Miller took over as the Golden Eagles throws coach in Wafle’s sophomore season, and according to the future V-Hawk, has made a profound impact both in the circle and out of it.
“She’s taught me so much with throws, but life lessons, too, that I will take on through my college career and probably forever,” Wafle said. “She knows what she’s doing and always pushes me to be the best I can, and then when you’re having a bad meet — everybody has bad meets — it’s one of those ‘Oh well, let’s get the next one.’”
That mentality is what Wafle hopes to implement this Friday when she takes on the state’s best with hopes of a podium finish. Despite being on the outside looking in — Wafle is seeded 10th — she knows how she finished at sectionals isn’t indicative of what she can truly do.
“It was windy and I think knowing I’ve thrown further marks in warm-ups and knowing that I can throw up there with those girls, knowing I have the same potential to do that, makes me know that going into Friday if I just go out there and give it everything I have, it only takes one throw,” she said.
“That’s what coach Miller always tells me, ‘It only takes one.’ You have three to six chances just to give everything you can, when you can.”
Wafle said her initial goal of the season was to break Denton’s record, and after that was accomplished she shifted her sights to state. With her spot secured, she’s now turned her attention to the podium.
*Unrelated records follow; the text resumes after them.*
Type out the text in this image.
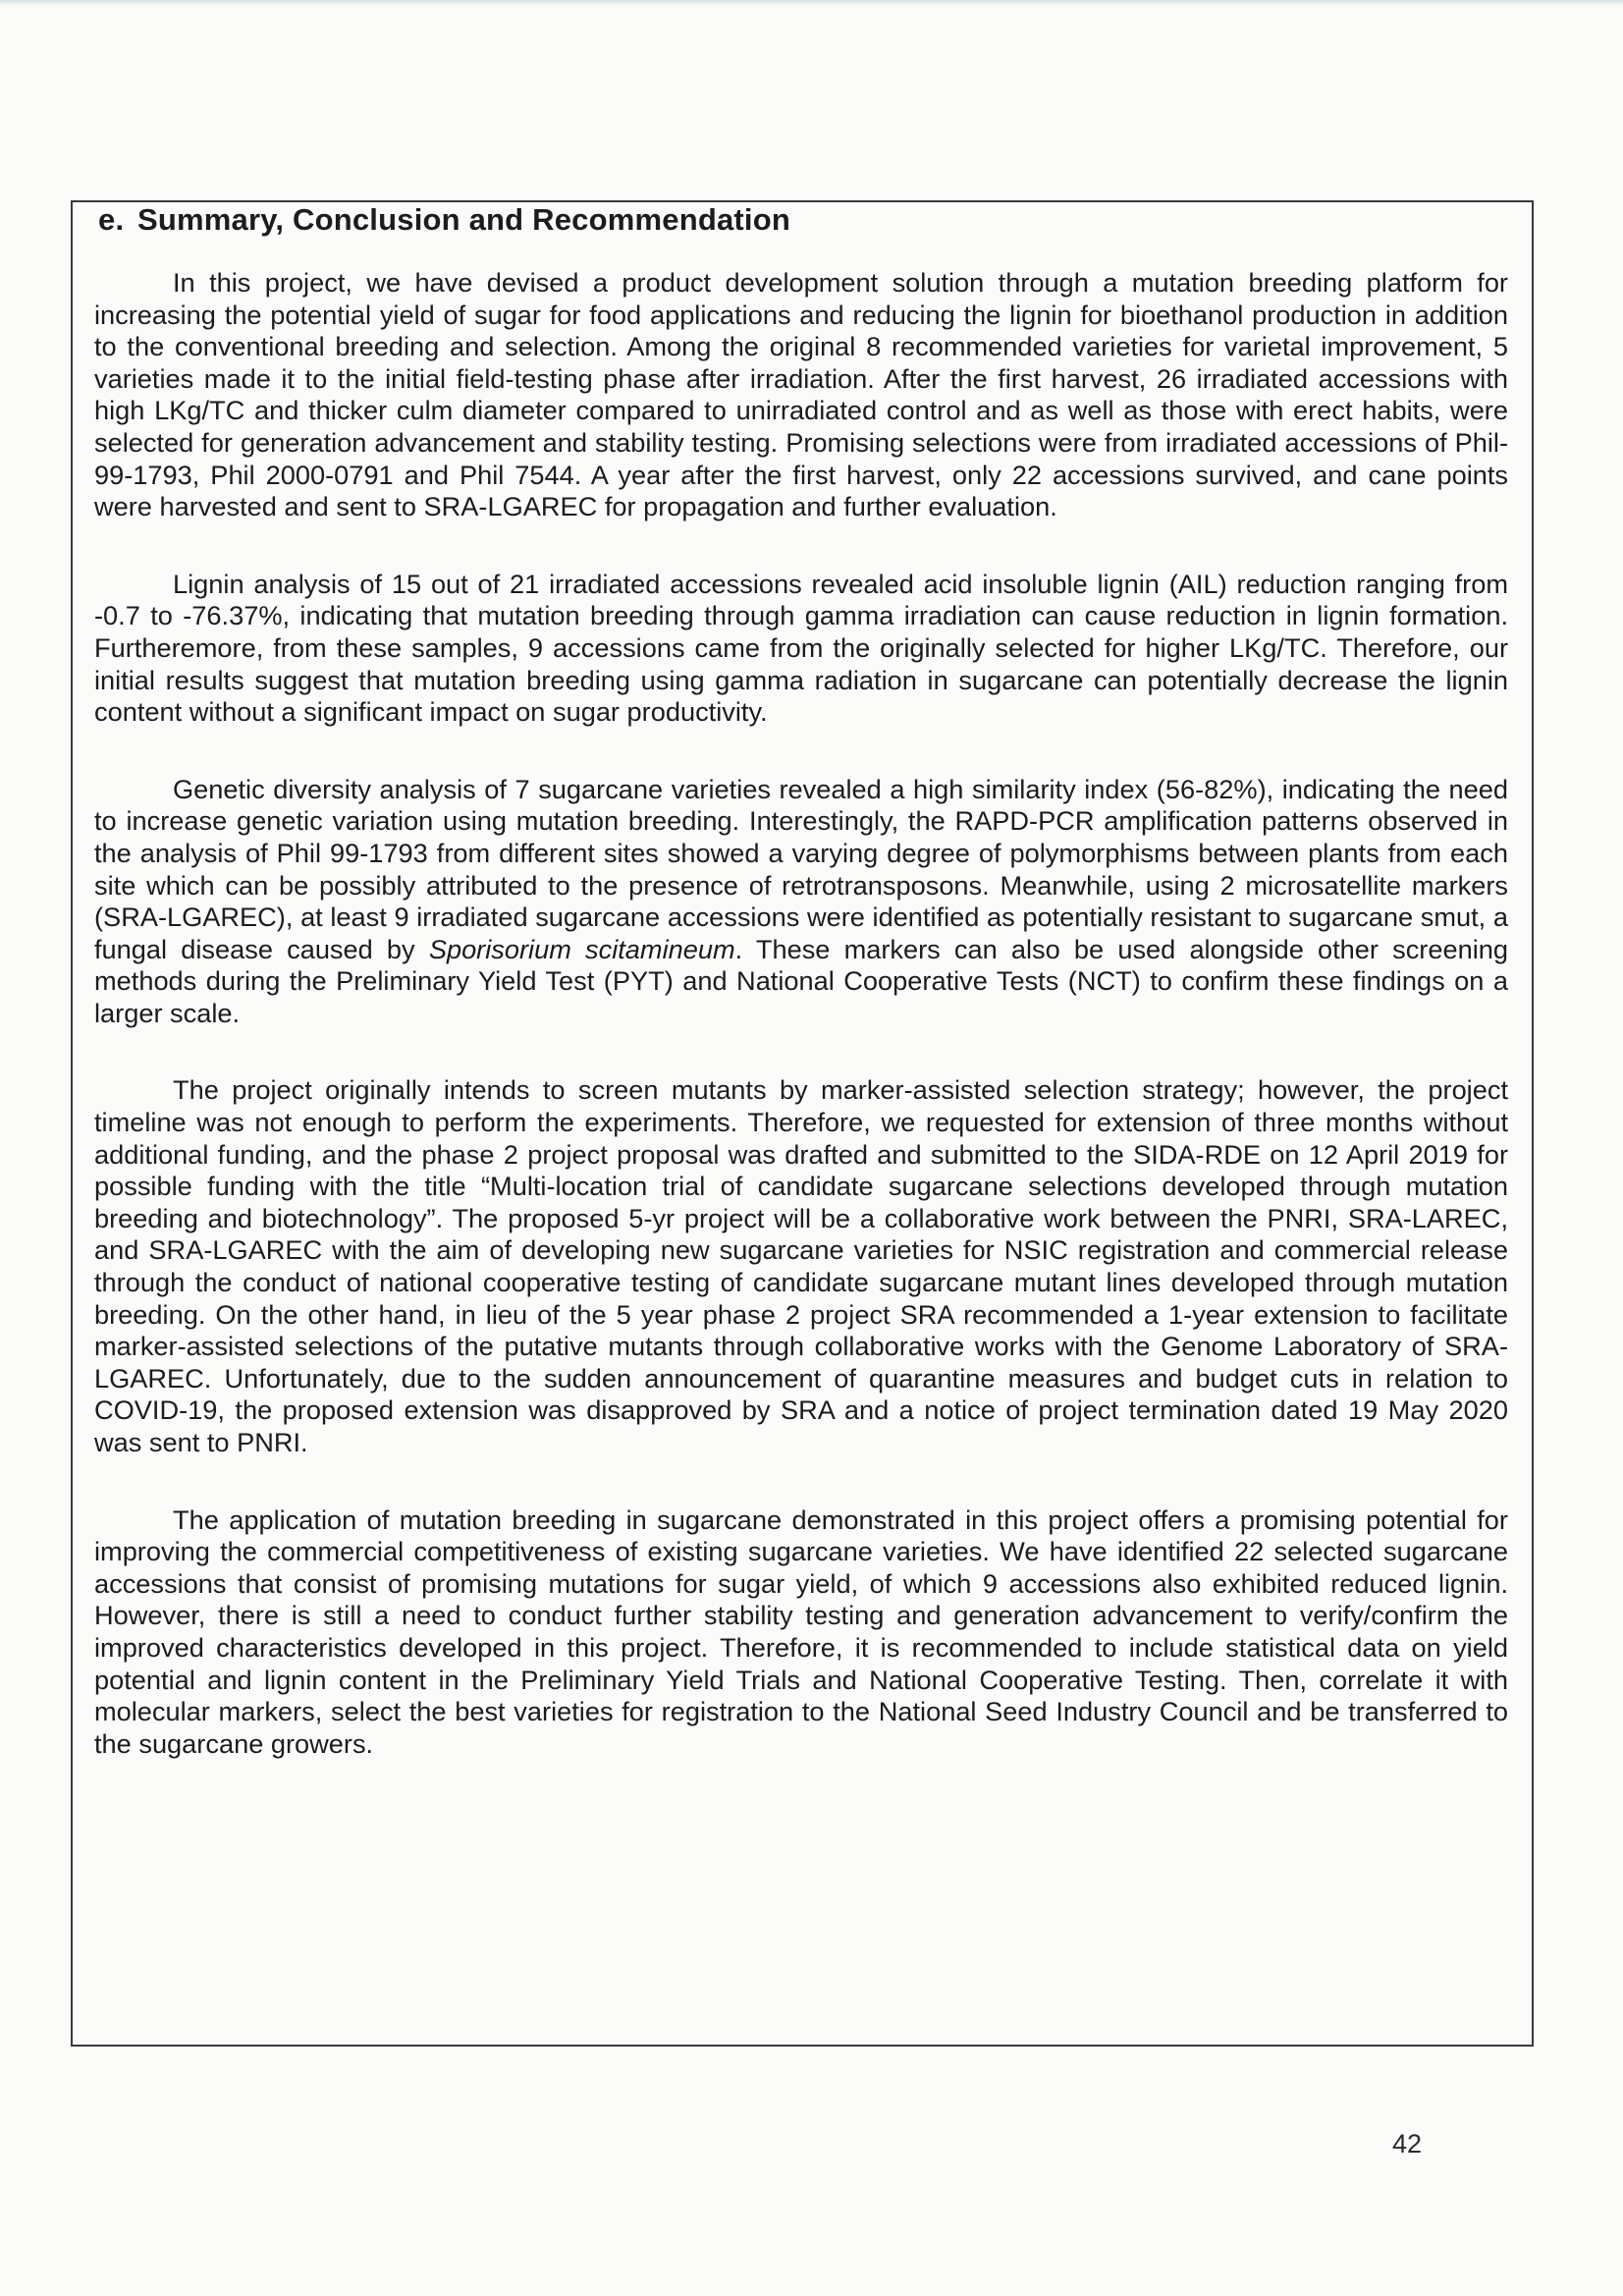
e. Summary, Conclusion and Recommendation

In this project, we have devised a product development solution through a mutation breeding platform for increasing the potential yield of sugar for food applications and reducing the lignin for bioethanol production in addition to the conventional breeding and selection. Among the original 8 recommended varieties for varietal improvement, 5 varieties made it to the initial field-testing phase after irradiation. After the first harvest, 26 irradiated accessions with high LKg/TC and thicker culm diameter compared to unirradiated control and as well as those with erect habits, were selected for generation advancement and stability testing. Promising selections were from irradiated accessions of Phil-99-1793, Phil 2000-0791 and Phil 7544. A year after the first harvest, only 22 accessions survived, and cane points were harvested and sent to SRA-LGAREC for propagation and further evaluation.

Lignin analysis of 15 out of 21 irradiated accessions revealed acid insoluble lignin (AIL) reduction ranging from -0.7 to -76.37%, indicating that mutation breeding through gamma irradiation can cause reduction in lignin formation. Furtheremore, from these samples, 9 accessions came from the originally selected for higher LKg/TC. Therefore, our initial results suggest that mutation breeding using gamma radiation in sugarcane can potentially decrease the lignin content without a significant impact on sugar productivity.

Genetic diversity analysis of 7 sugarcane varieties revealed a high similarity index (56-82%), indicating the need to increase genetic variation using mutation breeding. Interestingly, the RAPD-PCR amplification patterns observed in the analysis of Phil 99-1793 from different sites showed a varying degree of polymorphisms between plants from each site which can be possibly attributed to the presence of retrotransposons. Meanwhile, using 2 microsatellite markers (SRA-LGAREC), at least 9 irradiated sugarcane accessions were identified as potentially resistant to sugarcane smut, a fungal disease caused by Sporisorium scitamineum. These markers can also be used alongside other screening methods during the Preliminary Yield Test (PYT) and National Cooperative Tests (NCT) to confirm these findings on a larger scale.

The project originally intends to screen mutants by marker-assisted selection strategy; however, the project timeline was not enough to perform the experiments. Therefore, we requested for extension of three months without additional funding, and the phase 2 project proposal was drafted and submitted to the SIDA-RDE on 12 April 2019 for possible funding with the title “Multi-location trial of candidate sugarcane selections developed through mutation breeding and biotechnology”. The proposed 5-yr project will be a collaborative work between the PNRI, SRA-LAREC, and SRA-LGAREC with the aim of developing new sugarcane varieties for NSIC registration and commercial release through the conduct of national cooperative testing of candidate sugarcane mutant lines developed through mutation breeding. On the other hand, in lieu of the 5 year phase 2 project SRA recommended a 1-year extension to facilitate marker-assisted selections of the putative mutants through collaborative works with the Genome Laboratory of SRA-LGAREC. Unfortunately, due to the sudden announcement of quarantine measures and budget cuts in relation to COVID-19, the proposed extension was disapproved by SRA and a notice of project termination dated 19 May 2020 was sent to PNRI.

The application of mutation breeding in sugarcane demonstrated in this project offers a promising potential for improving the commercial competitiveness of existing sugarcane varieties. We have identified 22 selected sugarcane accessions that consist of promising mutations for sugar yield, of which 9 accessions also exhibited reduced lignin. However, there is still a need to conduct further stability testing and generation advancement to verify/confirm the improved characteristics developed in this project. Therefore, it is recommended to include statistical data on yield potential and lignin content in the Preliminary Yield Trials and National Cooperative Testing. Then, correlate it with molecular markers, select the best varieties for registration to the National Seed Industry Council and be transferred to the sugarcane growers.

42
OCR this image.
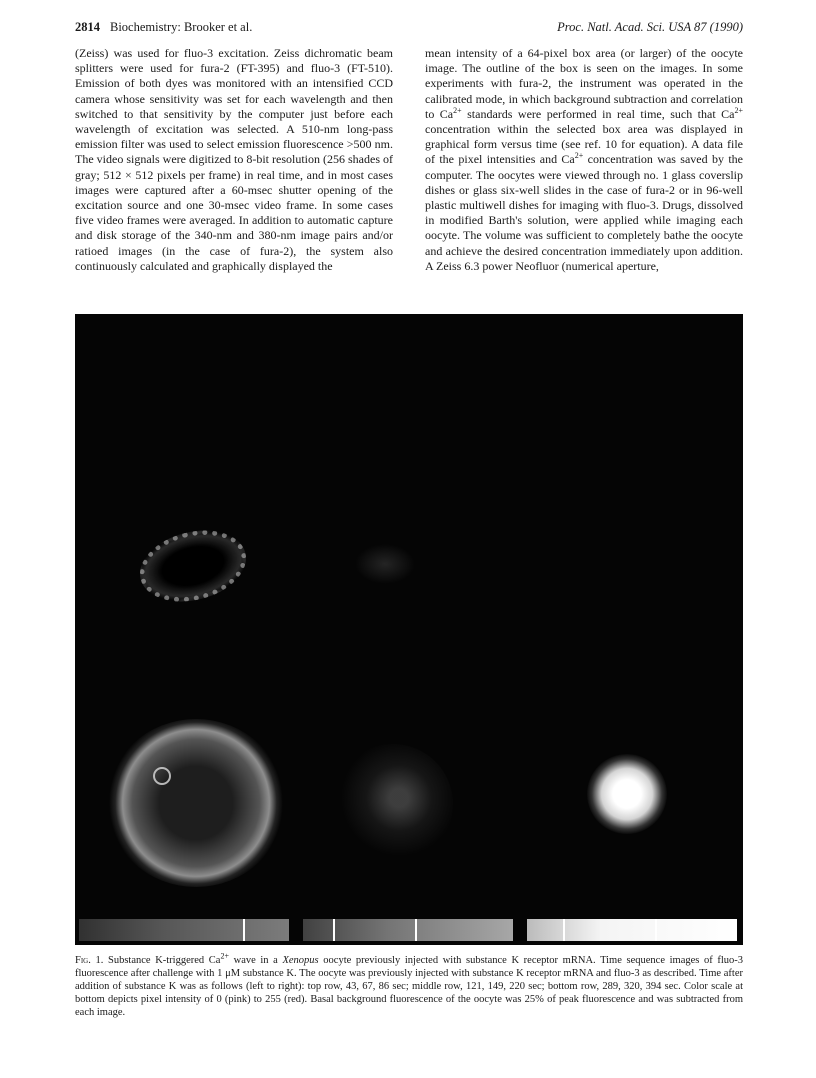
2814 Biochemistry: Brooker et al.	Proc. Natl. Acad. Sci. USA 87 (1990)

(Zeiss) was used for fluo-3 excitation. Zeiss dichromatic beam splitters were used for fura-2 (FT-395) and fluo-3 (FT-510). Emission of both dyes was monitored with an intensified CCD camera whose sensitivity was set for each wavelength and then switched to that sensitivity by the computer just before each wavelength of excitation was selected. A 510-nm long-pass emission filter was used to select emission fluorescence >500 nm. The video signals were digitized to 8-bit resolution (256 shades of gray; 512 × 512 pixels per frame) in real time, and in most cases images were captured after a 60-msec shutter opening of the excitation source and one 30-msec video frame. In some cases five video frames were averaged. In addition to automatic capture and disk storage of the 340-nm and 380-nm image pairs and/or ratioed images (in the case of fura-2), the system also continuously calculated and graphically displayed the

mean intensity of a 64-pixel box area (or larger) of the oocyte image. The outline of the box is seen on the images. In some experiments with fura-2, the instrument was operated in the calibrated mode, in which background subtraction and correlation to $Ca^{2+}$ standards were performed in real time, such that $Ca^{2+}$ concentration within the selected box area was displayed in graphical form versus time (see ref. 10 for equation). A data file of the pixel intensities and $Ca^{2+}$ concentration was saved by the computer. The oocytes were viewed through no. 1 glass coverslip dishes or glass six-well slides in the case of fura-2 or in 96-well plastic multiwell dishes for imaging with fluo-3. Drugs, dissolved in modified Barth's solution, were applied while imaging each oocyte. The volume was sufficient to completely bathe the oocyte and achieve the desired concentration immediately upon addition. A Zeiss 6.3 power Neofluor (numerical aperture,

Fig. 1. Substance K-triggered $Ca^{2+}$ wave in a Xenopus oocyte previously injected with substance K receptor mRNA. Time sequence images of fluo-3 fluorescence after challenge with 1 μM substance K. The oocyte was previously injected with substance K receptor mRNA and fluo-3 as described. Time after addition of substance K was as follows (left to right): top row, 43, 67, 86 sec; middle row, 121, 149, 220 sec; bottom row, 289, 320, 394 sec. Color scale at bottom depicts pixel intensity of 0 (pink) to 255 (red). Basal background fluorescence of the oocyte was 25% of peak fluorescence and was subtracted from each image.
That should certainly be a possibility after Wafle peaked at 41 feet already this year in warmups.
“I think it’s attainable, I just can only control how I throw, and if those girls come out and have a good day, I’m still there and I’m still competing at the state meet,” she said.
Sophomores look to make statement
Wafle won’t be competing alone either as Mauston sophomores Brie Eckerman and Eli Boppart will join her at Veteran’s Memorial Coliseum. Eckerman punched her ticket in both the 100- and 300-meter hurdles, while Boppart qualified in the mile.
For Wafle, it’s extra special to be able to share this experience with Eckerman after the pair were both members of the Golden Eagles’ SCC championship team.
“It’s awesome. I love Brie and I’m so happy for her. We kind of had to talk her into going out for track and I’m so happy she did,” Wafle said.
That may be a bit of an understatement after the year she turned in, including a sectional championship in the 100 hurdles with a time of 15.75 seconds, and a third-place finish in the 300 hurdles (:47.19). Both times are second-best in program history and have Eckerman seeded second and sixth, respectively.
“She has so much potential and just to be going to state in two events, as a sophomore, is insane,” Wafle said.
Not to be outdone, Boppart is back at state for the second time this year after qualifying for the Div. 2 state cross country meet last fall. Boppart just finished off the podium in the fall as he finished seventh, and he will once again be in contention for the medal stand on Friday after taking third in the mile with a time of 4:29.14 at sectionals.
It set a new personal record for Boppart, good for second in program history, and has him seeded eighth.